Booker nominee's novel mourns Zimbabwe's 'lost decade'
Zimbabwean author NoViolet Bulawayo, who is nominated for the prestigious Man Booker Prize on Tuesday, called for new leadership in her country where President Robert Mugabe has been returned to power in disputed elections.
"We have been with one set of leadership from right before I was born. That is really not healthy in a democracy," said the 31-year old, whose debut novel "We Need New Names" is one of six titles shortlisted for the literary award.
"I feel we need a constant injection of new ideas, as in new personalities. It makes any space richer," she told AFP in an interview in South Africa where she is currently on tour.
"When something is not working, you need to change it. So we need really a new breed, a new culture of politics to carry us to where we need to be," said the author, whose real name is Elizabeth Zandile Tshele.
Mugabe swept to power in 1980 as an independence hero bringing democracy to millions of black Zimbabweans, and was widely credited with health and education reforms. He was sworn in for another five years in August.
But in the last decade, the economy has crumbled following the introduction of disastrous land reforms in 2000.
"The book came out of Zimbabwe's lost decade," said the writer, who grew up in the country's second largest city of Bulawayo before going to study in the United States.
"What inspired it is so fresh in people's imaginations."
The semi-autobiographical novel's sums up the message.
"What I was saying was we need new ways of living, new ways of imagining ourselves, new ways of leadership, just a revamping of systems -- starting from the self to the larger communal."
Life is a daily struggle for the main character, a 10-year-old girl named Darling and her friends who live in an slum area named Paradise in Zimbabwe.
Darling is lucky to emigrate to the United States, though there she finds that the grass is not always greener on the other side as she starts to grapple with foreign cultures.
"She really loses a large part of herself," said Bulawayo, "and the book ends with her still trying to negotiate with the American terrain."
Bulawayo, who left Zimbabwe 13 years ago, only returned home this year and was shocked.
"What happened to my country?

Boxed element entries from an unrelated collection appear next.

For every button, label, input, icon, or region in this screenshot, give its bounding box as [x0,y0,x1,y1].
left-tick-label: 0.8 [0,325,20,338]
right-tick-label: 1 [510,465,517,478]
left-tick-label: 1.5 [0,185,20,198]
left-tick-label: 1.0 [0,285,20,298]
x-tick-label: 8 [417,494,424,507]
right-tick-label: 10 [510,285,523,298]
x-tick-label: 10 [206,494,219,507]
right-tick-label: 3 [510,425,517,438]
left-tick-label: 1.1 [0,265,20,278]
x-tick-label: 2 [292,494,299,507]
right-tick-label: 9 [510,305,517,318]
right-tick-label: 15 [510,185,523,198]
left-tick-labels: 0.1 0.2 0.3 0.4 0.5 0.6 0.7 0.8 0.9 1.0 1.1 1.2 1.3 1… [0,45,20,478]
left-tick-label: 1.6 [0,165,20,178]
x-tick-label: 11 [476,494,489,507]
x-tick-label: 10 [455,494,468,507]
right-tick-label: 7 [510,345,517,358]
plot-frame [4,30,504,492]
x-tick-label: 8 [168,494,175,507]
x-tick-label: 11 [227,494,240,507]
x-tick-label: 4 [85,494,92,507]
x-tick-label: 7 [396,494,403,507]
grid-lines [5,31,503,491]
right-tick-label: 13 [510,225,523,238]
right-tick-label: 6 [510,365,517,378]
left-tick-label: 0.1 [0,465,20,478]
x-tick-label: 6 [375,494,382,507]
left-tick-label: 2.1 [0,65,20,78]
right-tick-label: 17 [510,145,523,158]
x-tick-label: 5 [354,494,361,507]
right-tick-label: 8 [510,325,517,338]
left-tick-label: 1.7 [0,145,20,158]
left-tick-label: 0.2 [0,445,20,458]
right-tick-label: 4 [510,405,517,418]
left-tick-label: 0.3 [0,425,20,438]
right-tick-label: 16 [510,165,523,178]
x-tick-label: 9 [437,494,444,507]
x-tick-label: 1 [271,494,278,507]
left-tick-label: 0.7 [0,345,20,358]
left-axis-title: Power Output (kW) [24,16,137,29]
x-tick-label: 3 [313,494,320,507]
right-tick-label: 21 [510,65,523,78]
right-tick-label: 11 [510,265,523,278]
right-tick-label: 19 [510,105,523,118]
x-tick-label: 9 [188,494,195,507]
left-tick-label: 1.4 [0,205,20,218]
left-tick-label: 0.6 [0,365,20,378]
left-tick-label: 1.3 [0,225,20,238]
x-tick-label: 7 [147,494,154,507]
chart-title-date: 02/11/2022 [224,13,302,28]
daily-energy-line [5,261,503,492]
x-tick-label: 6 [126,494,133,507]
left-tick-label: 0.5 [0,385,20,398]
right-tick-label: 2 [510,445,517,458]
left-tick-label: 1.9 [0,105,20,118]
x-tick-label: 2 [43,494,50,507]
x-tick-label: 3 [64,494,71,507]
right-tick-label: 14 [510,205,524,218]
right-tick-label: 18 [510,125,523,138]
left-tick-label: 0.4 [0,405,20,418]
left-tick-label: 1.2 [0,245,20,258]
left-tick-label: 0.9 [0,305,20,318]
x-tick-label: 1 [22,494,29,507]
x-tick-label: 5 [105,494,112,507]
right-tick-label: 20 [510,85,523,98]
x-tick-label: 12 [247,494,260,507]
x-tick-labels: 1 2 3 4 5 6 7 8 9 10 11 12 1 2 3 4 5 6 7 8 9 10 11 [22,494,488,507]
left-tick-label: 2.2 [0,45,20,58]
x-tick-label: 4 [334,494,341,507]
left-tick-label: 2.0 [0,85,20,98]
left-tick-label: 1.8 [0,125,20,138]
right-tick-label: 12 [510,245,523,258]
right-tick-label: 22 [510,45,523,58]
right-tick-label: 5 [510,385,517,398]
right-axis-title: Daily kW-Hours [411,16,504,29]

It was a shock to the system. The able and beautiful country of my childhood had given way to something so new that I couldn't relate to," she said.
She found herself grappling with realities such as electricity outages or water cuts.
Born in 1981, a year after Zimbabwe gained independence from colonial power Britain, she is part of the so-called born-free generation and said she yearns for the her country to recover its lost glory.
She uses the pen name NoViolet -- which means "with Violet" in her native Ndebele -- in honour of her mother who died when she was 18 months old. She also took the name Bulawayo, after the city she grew up in.
A fellow at Stanford University in California, Bulawayo authored a short story Hitting Budapest (2010), which won the 2011 Caine Prize for African Writing.
Her novel has also been nominated for Britain's Guardian newspaper's First Book Award.
Bulawayo, the first Zimbabwean shortlisted for the Booker, will be the fourth African winner if she triumphs on October 15.
South African J.M. Coetzee won in 1983 and 1999. His countrywoman Nadine Gordimer was joint winner for her novel "The Conservationist" in 1974, while Nigerian-born Ben Okri won for his third novel "The Famished Road" in 1991.
Bulawayo is surprised at her nomination for the Man Booker Prize.
"I feel very lucky and honoured especially as this is my first novel," she said.